Но лень ему с места-то двигаться, он-то и по девкам и то не шастает, а тут лопату возьми да в лес пойди ночью. Он же с ума-то совсем не выжил. Но час ли, два ли прошло, опять тот же голос достаёт его: слышь-ко, кум, в длинном логу, где в давние-то времена, лихие люди клад зарыли. Возьми лопату и сходи ночью.

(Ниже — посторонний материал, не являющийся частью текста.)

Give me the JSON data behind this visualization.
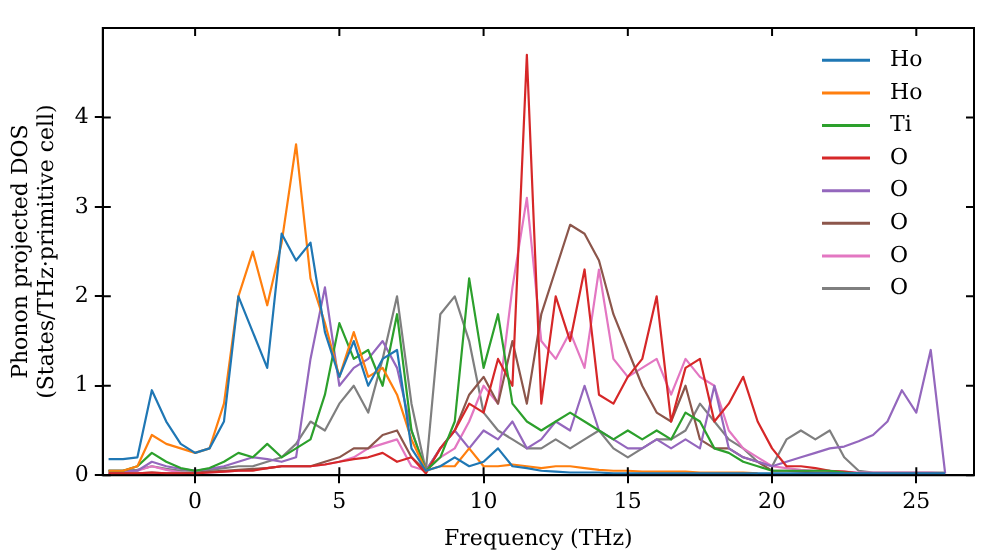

И так его достал голос своим кладом, что он возьми и ляпни: Бог даст и в окно подаст. Голос на время исчез, ну мужичонка и думает себе: наконец-то успокоился. Житья от тебя никакого. Да только к вечеру похолодало, прохладно на скамейке-то лежать. С утра картошку сварил, печь-то, поди, ещё тёплая должна быть. Делать нечего, мужичонка переместился снова на печку, а голос словно только этого и дожидался, тут, как тут: слышь-ко, куманёк, в лесу в длинном логу, где в давние времена некие лихие люди клад зарыли, прежде чем их всех словили и лютой смерти предали. Возьми куманёк лопату и сходи ночью, куманёк, и так правдиво и соблазнительно говорит, поди, другой давно бы сходил. Есть клад какой или нет, проверил.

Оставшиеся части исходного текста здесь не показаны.